On March 20, a passerby walking in the parking lot of a Scottsdale office complex saw a child crying inside an SUV and called police, according to a police report.
Officers found the SUV in the open, without any shade, and with its windows rolled down about an inch, a police report said. The driver’s side door was unlocked, the key still in the ignition and the radio on.
The 6-month-old was wrapped in a blanket and, like his brother, buckled in. The air was on but it was blowing hot air from outside, police noted. The report said it was more than 100 degrees in the vehicle.
“Both were sweating profusely and appeared to be in distress,” the report said of the children. “The 6-month-old was crying hysterically and was in distress. The other child was just staring at the officer and the officer asked the child where his mother was and the child pointed outside the vehicle.”
Taylor told officers that she was unemployed and had a job interview but no baby sitter to watch the children. So she decided to take both boys with her to the interview during what would normally have been their nap time.
If Taylor fails to comply with the terms of the agreement, Montgomery will proceed with prosecution of the charges against her.

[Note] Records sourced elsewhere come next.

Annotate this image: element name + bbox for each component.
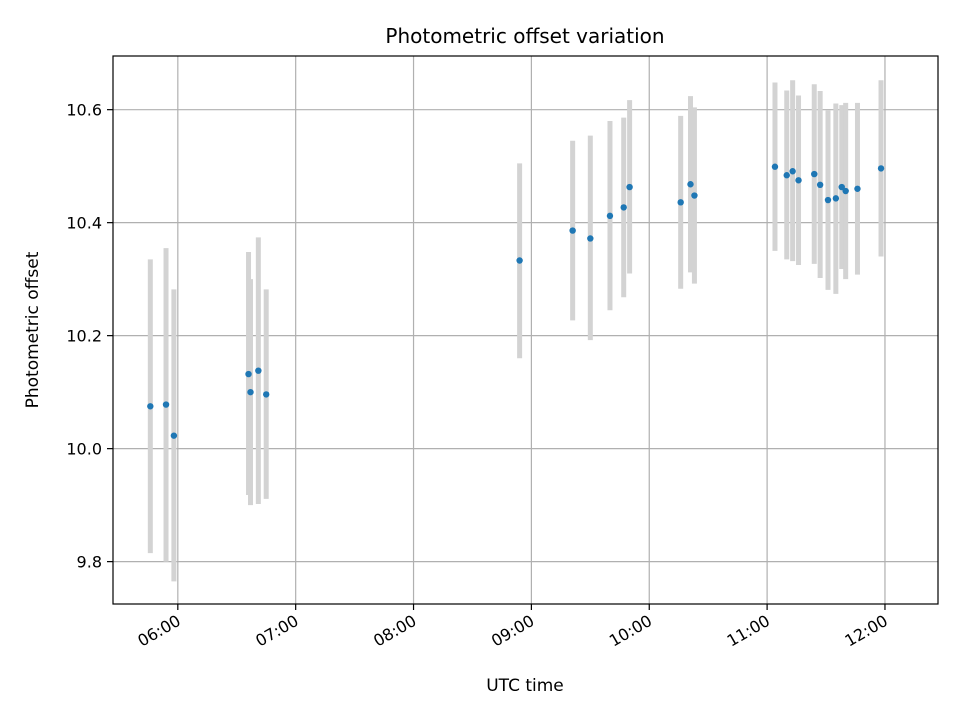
data-point [147, 403, 154, 410]
data-point [170, 432, 178, 439]
data-point [783, 172, 790, 179]
data-point [677, 199, 684, 206]
data-point [587, 235, 594, 242]
chart-title: Photometric offset variation [385, 24, 664, 48]
data-point [877, 165, 885, 172]
data-point [162, 401, 170, 408]
y-tick-label: 10.4 [66, 214, 102, 233]
data-point [795, 177, 802, 184]
point-layer [147, 163, 885, 439]
data-point [245, 370, 252, 378]
y-tick-label: 10.2 [66, 327, 102, 346]
data-point [832, 195, 840, 202]
data-point [247, 388, 254, 396]
data-point [811, 170, 818, 178]
data-point [771, 163, 779, 170]
data-point [816, 181, 824, 189]
data-point [606, 212, 614, 220]
data-point [516, 257, 523, 264]
plot-frame [112, 55, 939, 605]
x-axis-label: UTC time [486, 676, 564, 696]
data-point [263, 391, 270, 398]
data-point [854, 185, 861, 192]
data-point [687, 181, 694, 188]
y-tick-label: 9.8 [77, 553, 102, 572]
data-point [838, 183, 845, 191]
y-tick-label: 10.0 [66, 440, 102, 459]
data-point [255, 367, 262, 374]
y-tick-label: 10.6 [66, 101, 102, 120]
data-point [842, 187, 849, 195]
data-point [691, 192, 698, 199]
data-point [620, 204, 627, 211]
data-point [626, 183, 633, 191]
data-point [569, 227, 576, 234]
data-point [824, 196, 832, 204]
y-axis-label: Photometric offset [23, 251, 43, 408]
data-point [789, 168, 796, 175]
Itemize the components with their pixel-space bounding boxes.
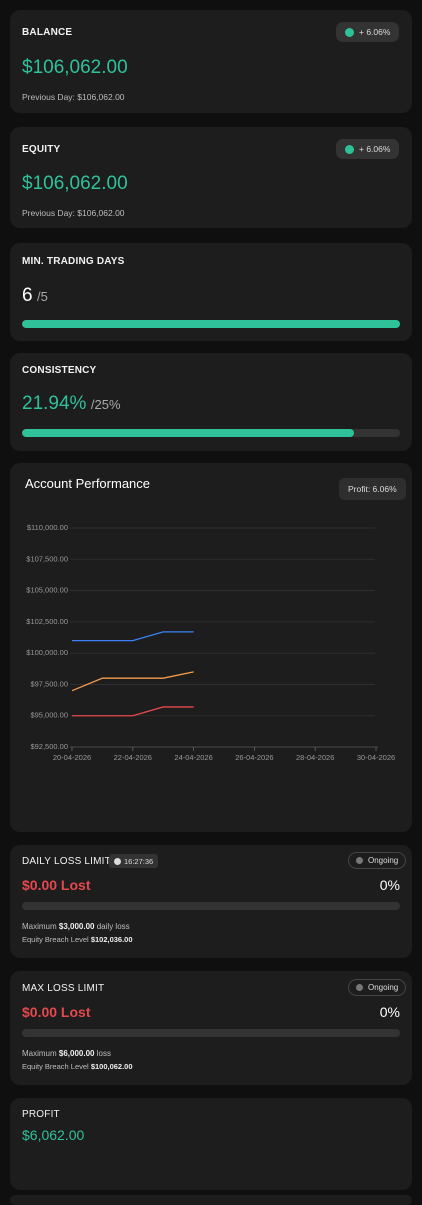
change: + 6.06%: [359, 27, 391, 37]
progress-track: [22, 902, 400, 910]
consistency-value: 21.94% /25%: [22, 393, 121, 415]
previous-day: Previous Day: $106,062.00: [22, 92, 125, 102]
card-title: EQUITY: [22, 144, 61, 155]
max-loss-card: MAX LOSS LIMIT Ongoing $0.00 Lost 0% Max…: [10, 971, 412, 1085]
progress-track: [22, 429, 400, 437]
card-title: CONSISTENCY: [22, 365, 97, 376]
x-tick-label: 22-04-2026: [114, 753, 152, 762]
y-tick-label: $97,500.00: [30, 679, 68, 688]
percent: 0%: [379, 1004, 400, 1020]
suffix: daily loss: [96, 922, 130, 931]
x-tick-label: 28-04-2026: [296, 753, 334, 762]
progress-track: [22, 1029, 400, 1037]
max-loss: Maximum $3,000.00 daily loss: [22, 922, 130, 931]
profit-card: PROFIT $6,062.00: [10, 1098, 412, 1190]
card-title: MIN. TRADING DAYS: [22, 256, 125, 267]
percent: 0%: [379, 877, 400, 893]
daily-loss-card: DAILY LOSS LIMIT 16:27:36 Ongoing $0.00 …: [10, 845, 412, 958]
equity-value: $106,062.00: [22, 173, 128, 194]
change-badge: + 6.06%: [336, 22, 400, 42]
series-line: [72, 631, 194, 642]
suffix: loss: [96, 1049, 111, 1058]
breach: Equity Breach Level $100,062.00: [22, 1062, 133, 1071]
balance-card: BALANCE + 6.06% $106,062.00 Previous Day…: [10, 10, 412, 113]
breach: Equity Breach Level $102,036.00: [22, 935, 133, 944]
status-badge: Ongoing: [348, 852, 407, 869]
trading-days-card: MIN. TRADING DAYS 6 /5: [10, 243, 412, 341]
card-title: PROFIT: [22, 1109, 60, 1120]
breach-label: Equity Breach Level: [22, 1062, 89, 1071]
profit-badge: Profit: 6.06%: [339, 478, 406, 500]
balance-value: $106,062.00: [22, 57, 128, 78]
progress-fill: [22, 320, 400, 328]
current: 21.94%: [22, 393, 87, 414]
consistency-card: CONSISTENCY 21.94% /25%: [10, 353, 412, 451]
change: + 6.06%: [359, 144, 391, 154]
annotation: Profit: 6.06%: [348, 484, 397, 494]
amount: $6,000.00: [58, 1049, 95, 1058]
max-loss: Maximum $6,000.00 loss: [22, 1049, 111, 1058]
y-tick-label: $105,000.00: [26, 586, 68, 595]
y-tick-label: $92,500.00: [30, 742, 68, 751]
chart-title: Account Performance: [25, 476, 151, 491]
prefix: Maximum: [22, 922, 57, 931]
y-tick-label: $102,500.00: [26, 617, 68, 626]
status: Ongoing: [368, 856, 399, 865]
amount: $3,000.00: [58, 922, 95, 931]
target: /25%: [90, 397, 121, 412]
target: /5: [37, 289, 48, 304]
breach-value: $102,036.00: [90, 935, 133, 944]
previous-day: Previous Day: $106,062.00: [22, 208, 125, 218]
x-tick-label: 30-04-2026: [357, 753, 395, 762]
performance-card: Account Performance Profit: 6.06% $92,50…: [10, 463, 412, 832]
card-title: BALANCE: [22, 27, 73, 38]
timer: 16:27:36: [124, 856, 154, 866]
series-line: [71, 671, 194, 692]
y-tick-label: $110,000.00: [27, 523, 68, 532]
breach-value: $100,062.00: [90, 1062, 133, 1071]
lost: $0.00 Lost: [22, 1004, 91, 1020]
x-tick-label: 24-04-2026: [174, 753, 212, 762]
status: Ongoing: [368, 983, 399, 992]
progress-fill: [22, 429, 354, 437]
equity-card: EQUITY + 6.06% $106,062.00 Previous Day:…: [10, 127, 412, 228]
current: 6: [22, 285, 33, 306]
status-badge: Ongoing: [348, 979, 407, 996]
next-card: [10, 1195, 412, 1205]
progress-track: [22, 320, 400, 328]
y-tick-label: $107,500.00: [26, 554, 68, 563]
timer-badge: 16:27:36: [109, 854, 159, 868]
x-tick-label: 20-04-2026: [53, 753, 91, 762]
x-tick-label: 26-04-2026: [235, 753, 273, 762]
y-tick-label: $95,000.00: [30, 711, 68, 720]
days-count: 6 /5: [22, 285, 48, 307]
card-title: MAX LOSS LIMIT: [22, 983, 105, 994]
prefix: Maximum: [22, 1049, 57, 1058]
y-tick-label: $100,000.00: [26, 648, 68, 657]
lost: $0.00 Lost: [22, 877, 91, 893]
change-badge: + 6.06%: [336, 139, 400, 159]
profit-value: $6,062.00: [22, 1127, 85, 1143]
chart: $92,500.00 $95,000.00 $97,500.00 $100,000.0…: [26, 523, 395, 762]
card-title: DAILY LOSS LIMIT: [22, 856, 111, 867]
breach-label: Equity Breach Level: [22, 935, 89, 944]
series-line: [72, 706, 194, 717]
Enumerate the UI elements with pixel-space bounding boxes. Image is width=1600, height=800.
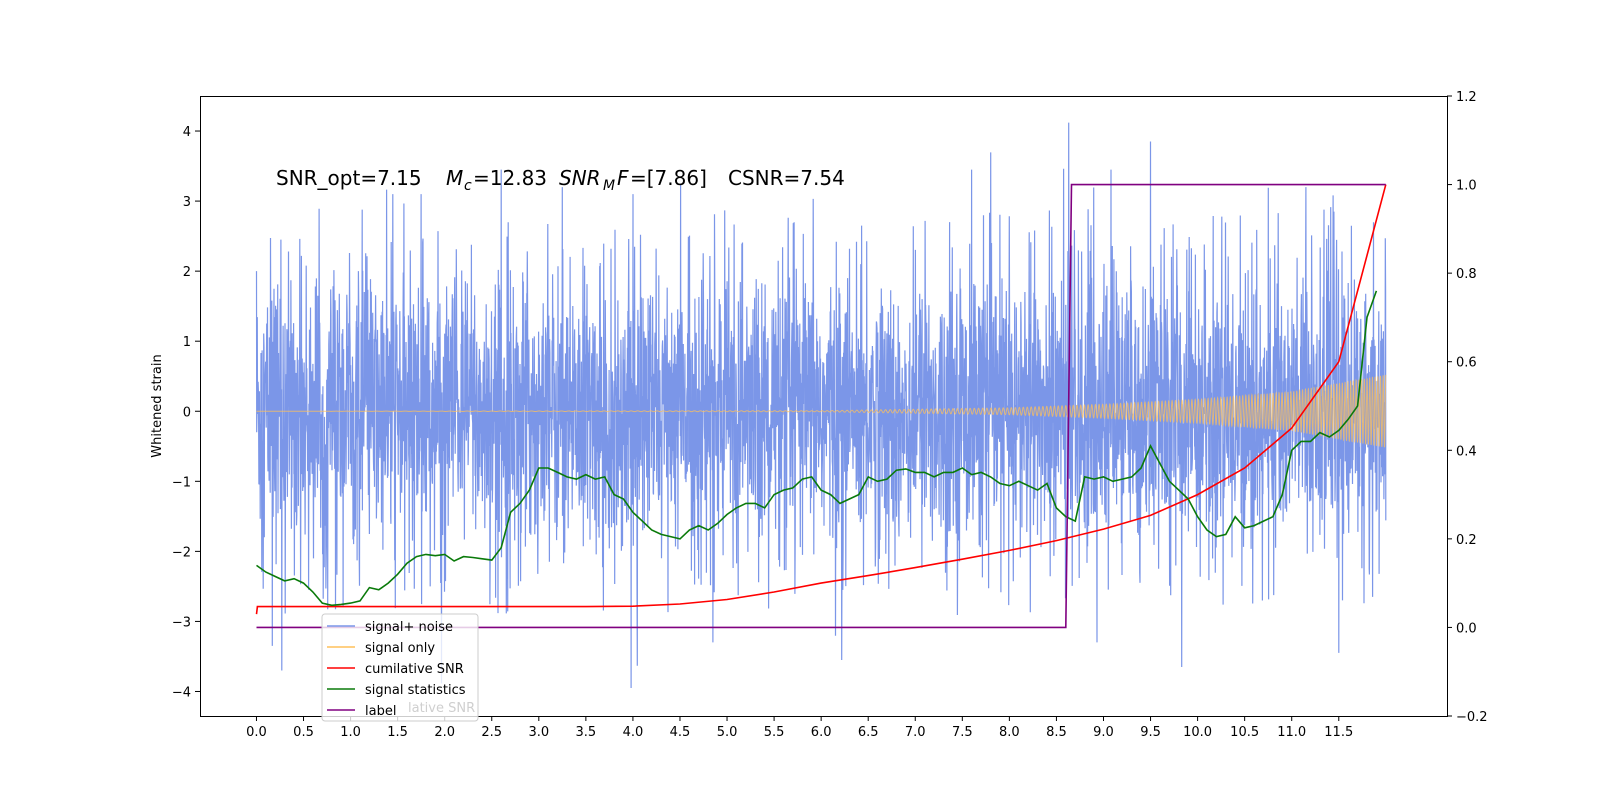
legend-label: signal+ noise [365,620,453,635]
x-tick-label: 3.0 [528,725,549,740]
y-tick-label: 4 [183,125,191,140]
y2-tick-label: 1.2 [1456,90,1477,105]
series-layer [255,122,1387,689]
x-tick-label: 1.5 [387,725,408,740]
x-tick-label: 2.5 [481,725,502,740]
y2-tick-label: 1.0 [1456,179,1477,194]
x-tick-label: 4.5 [670,725,691,740]
annotation: SNR_opt=7.15 M c =12.83 SNR M F =[7.86] … [276,166,845,194]
legend-label: label [365,704,396,719]
y2-tick-label: 0.2 [1456,533,1477,548]
x-tick-label: 0.5 [293,725,314,740]
annotation-snrmf-f: F [617,166,629,190]
legend-ghost-text: lative SNR [408,701,475,716]
annotation-snrmf-symbol: SNR [559,166,601,190]
x-tick-label: 10.5 [1230,725,1259,740]
x-tick-label: 8.5 [1046,725,1067,740]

If she had been convicted of the two child-abuse counts, she would have faced a minimum of two years probation.
Since Taylor’s arrest, a fund-raising page at youcaring.com set up on her behalf has raised more than $114,775 from 4,052 donors to assist with her legal fees and other expenses.
Montgomery said the stipulations of the agreement ensure that the “pledges of support from members of the public will have a meaningful and positive impact” since she can use the donated funds toward her classes and the boys’ trust funds.
“She’s very grateful for the outcome,” Taylor, her lawyer, said. “She wants to thank everyone who has given to her cause and donated to her cause.”